Beberapa teman jadi kaya raya karena punya puluhan petak kos-kosan, pintar bermain saham, atau punya beberapa bisnis yang dijalankan saudaranya.
Jelaslah, secara materi, meskipun kami start dengan pangkat dan gaji yang sama, puluhan tahun kemudian nasibnya sudah berbeda-beda secara signifikan.
Tak usah bicara puluhan tahun kemudian, beberapa teman saya baru 4 tahun bekerja sudah punya mobil. Ketika itu saya masih naik Metro Mini ke kantor.
Tapi, dari dulu saya tak punya rasa iri kepada teman yang berkaitan dengan kekayaan. Saya sudah bersyukur masih bisa menyisihkan gaji buat membantu adik-adik saya yang kuliah.

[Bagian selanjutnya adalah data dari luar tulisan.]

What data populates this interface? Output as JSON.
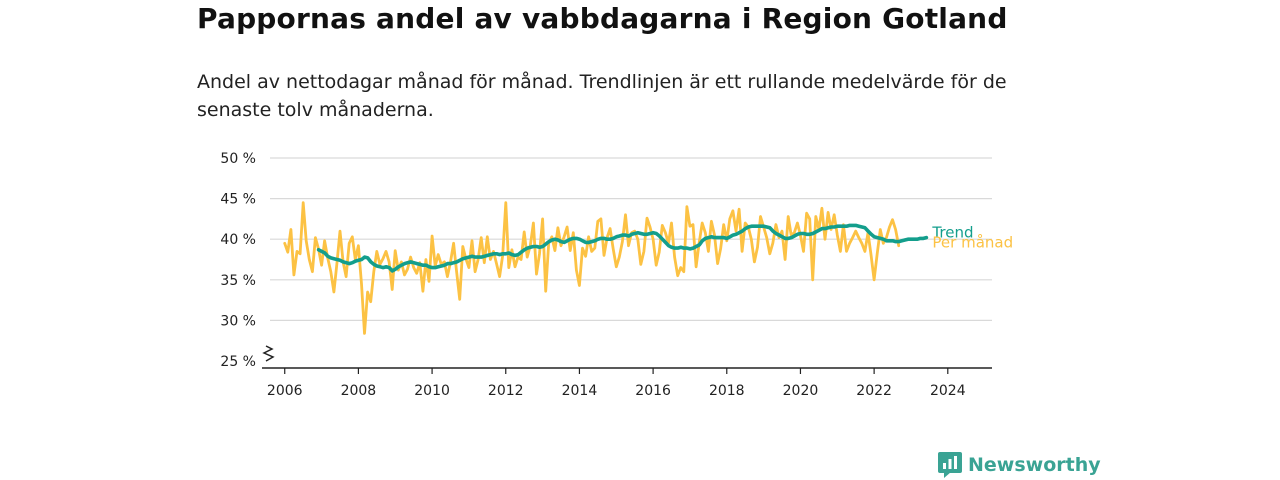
{
  "colors": {
    "monthly": "#fcc244",
    "trend": "#139e8c",
    "grid": "#d9d9d9",
    "axis": "#222222",
    "brand": "#3aa394"
  },
  "brand": {
    "name": "Newsworthy"
  },
  "chart_data": {
    "type": "line",
    "title": "Pappornas andel av vabbdagarna i Region Gotland",
    "subtitle": "Andel av nettodagar månad för månad. Trendlinjen är ett rullande medelvärde för de senaste tolv månaderna.",
    "xlabel": "",
    "ylabel": "",
    "xlim": [
      2005.6,
      2025.2
    ],
    "ylim": [
      25,
      50
    ],
    "grid": true,
    "axis_break": true,
    "x_ticks": [
      2006,
      2008,
      2010,
      2012,
      2014,
      2016,
      2018,
      2020,
      2022,
      2024
    ],
    "x_tick_labels": [
      "2006",
      "2008",
      "2010",
      "2012",
      "2014",
      "2016",
      "2018",
      "2020",
      "2022",
      "2024"
    ],
    "y_ticks": [
      25,
      30,
      35,
      40,
      45,
      50
    ],
    "y_tick_labels": [
      "25 %",
      "30 %",
      "35 %",
      "40 %",
      "45 %",
      "50 %"
    ],
    "series": [
      {
        "name": "Per månad",
        "color": "#fcc244",
        "start": 2006.0,
        "step": 0.0833333,
        "values": [
          39.5,
          38.4,
          41.2,
          35.6,
          38.5,
          38.2,
          44.5,
          39.8,
          37.5,
          36.0,
          40.2,
          38.8,
          36.8,
          39.8,
          37.7,
          36.0,
          33.5,
          37.0,
          41.0,
          37.2,
          35.4,
          39.5,
          40.3,
          37.5,
          39.2,
          34.5,
          28.4,
          33.5,
          32.3,
          36.0,
          38.5,
          36.9,
          37.6,
          38.5,
          37.2,
          33.8,
          38.6,
          36.2,
          37.2,
          35.6,
          36.3,
          37.8,
          36.5,
          35.8,
          37.1,
          33.6,
          37.5,
          34.8,
          40.4,
          36.7,
          38.1,
          36.9,
          37.2,
          35.4,
          37.2,
          39.5,
          36.0,
          32.6,
          39.1,
          37.6,
          36.5,
          39.8,
          36.0,
          37.5,
          40.2,
          37.1,
          40.3,
          37.5,
          38.5,
          37.0,
          35.4,
          38.0,
          44.5,
          36.5,
          38.7,
          36.6,
          37.8,
          37.5,
          40.9,
          37.8,
          39.2,
          42.0,
          35.7,
          38.2,
          42.5,
          33.6,
          39.5,
          40.3,
          38.6,
          41.4,
          39.2,
          40.3,
          41.5,
          38.6,
          40.8,
          36.2,
          34.3,
          38.9,
          37.9,
          40.3,
          38.5,
          38.9,
          42.2,
          42.5,
          38.0,
          40.2,
          41.3,
          38.8,
          36.6,
          37.8,
          39.7,
          43.0,
          39.2,
          40.8,
          41.0,
          40.0,
          36.9,
          38.5,
          42.6,
          41.5,
          40.0,
          36.8,
          38.4,
          41.7,
          40.8,
          39.5,
          42.0,
          37.8,
          35.5,
          36.5,
          36.0,
          44.0,
          41.6,
          41.8,
          36.6,
          39.5,
          42.0,
          40.8,
          38.5,
          42.2,
          40.5,
          37.0,
          38.8,
          41.8,
          39.8,
          42.5,
          43.5,
          41.0,
          43.7,
          38.5,
          42.0,
          41.5,
          40.0,
          37.2,
          39.0,
          42.8,
          41.5,
          40.2,
          38.2,
          39.5,
          41.8,
          40.2,
          41.0,
          37.5,
          42.8,
          40.5,
          40.8,
          42.0,
          40.5,
          38.5,
          43.2,
          42.5,
          35.0,
          42.8,
          41.2,
          43.8,
          40.0,
          43.3,
          41.2,
          43.0,
          40.5,
          38.5,
          41.8,
          38.5,
          39.5,
          40.2,
          41.0,
          40.2,
          39.5,
          38.5,
          40.8,
          38.0,
          35.0,
          38.2,
          41.2,
          39.5,
          40.2,
          41.5,
          42.4,
          41.2,
          39.2
        ]
      },
      {
        "name": "Trend",
        "color": "#139e8c",
        "start": 2006.92,
        "step": 0.0833333,
        "values": [
          38.7,
          38.5,
          38.3,
          37.9,
          37.7,
          37.6,
          37.5,
          37.4,
          37.2,
          37.1,
          37.0,
          37.1,
          37.3,
          37.4,
          37.5,
          37.8,
          37.7,
          37.2,
          36.9,
          36.7,
          36.6,
          36.5,
          36.6,
          36.5,
          36.1,
          36.3,
          36.6,
          36.8,
          37.0,
          37.1,
          37.2,
          37.1,
          37.0,
          36.9,
          36.8,
          36.8,
          36.6,
          36.5,
          36.5,
          36.6,
          36.7,
          36.8,
          37.0,
          37.0,
          37.1,
          37.2,
          37.4,
          37.6,
          37.7,
          37.8,
          37.9,
          37.8,
          37.8,
          37.8,
          37.9,
          38.0,
          38.1,
          38.2,
          38.2,
          38.1,
          38.2,
          38.2,
          38.3,
          38.1,
          38.0,
          38.1,
          38.4,
          38.7,
          38.9,
          39.0,
          39.1,
          39.1,
          39.0,
          39.1,
          39.4,
          39.7,
          39.9,
          40.0,
          39.9,
          39.7,
          39.6,
          39.8,
          40.0,
          40.1,
          40.1,
          40.0,
          39.8,
          39.6,
          39.6,
          39.7,
          39.8,
          40.0,
          40.1,
          40.1,
          40.0,
          40.0,
          40.1,
          40.3,
          40.4,
          40.5,
          40.5,
          40.4,
          40.6,
          40.7,
          40.8,
          40.7,
          40.6,
          40.6,
          40.7,
          40.8,
          40.7,
          40.4,
          40.0,
          39.6,
          39.2,
          39.0,
          38.9,
          38.9,
          39.0,
          38.9,
          38.9,
          38.8,
          38.9,
          39.1,
          39.3,
          39.8,
          40.1,
          40.2,
          40.3,
          40.2,
          40.2,
          40.2,
          40.2,
          40.1,
          40.3,
          40.5,
          40.6,
          40.8,
          41.0,
          41.3,
          41.5,
          41.6,
          41.6,
          41.6,
          41.6,
          41.6,
          41.5,
          41.4,
          41.0,
          40.7,
          40.5,
          40.3,
          40.1,
          40.1,
          40.2,
          40.4,
          40.6,
          40.7,
          40.7,
          40.6,
          40.6,
          40.7,
          40.9,
          41.1,
          41.3,
          41.3,
          41.4,
          41.5,
          41.5,
          41.6,
          41.6,
          41.6,
          41.6,
          41.7,
          41.7,
          41.7,
          41.6,
          41.5,
          41.4,
          41.0,
          40.6,
          40.3,
          40.2,
          40.1,
          40.0,
          39.8,
          39.8,
          39.8,
          39.7,
          39.7,
          39.8,
          39.9,
          40.0,
          40.0,
          40.0,
          40.0,
          40.1,
          40.1,
          40.2
        ]
      }
    ]
  }
}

Soalnya, saya berasal dari keluarga yang latar belakang ekonominya tergolong pas-pasan. Bahkan, saya meraih S-1 lebih banyak terbantu karena dapat beasiswa dari pemerintah.
Namun, ketika saya gagal dalam seleksi tahap akhir untuk memperoleh pendidikan pascasarjana di AS, jujur saja, saya kecewa berat.
Alhamdulillah, pada kesempatan seleksi berikutnya saya berhasil lolos (seseorang dibolehkan ikut seleksi sebanyak 2 kali, asal usia belum 35 tahun).Â
Namun, dengan beberapa pertimbangan terkait keluarga dan kesehatan, saya memilih program di dalam negeri saja.
Keinginan saya untuk menginjakkan kaki di negara Paman Sam baru dikabulkan Allah beberapa tahun sebelum pensiun, meskipun untuk sekadar ikut pelatihan berdurasi 1 minggu.
Membahas soal jabatan sudah, pendidikan sudah, kekayaan sudah. Yang belum adalah soal keluarga. Ada satu teman saya, kebetulan wanita, yang hingga sekarang belum menikah.
Beberapa teman saya, punya anak-anak yang lebih sukses dari orang tuanya. Sebagian teman saya mengaku bahwa anak-anaknya masih jadi beban orang tua.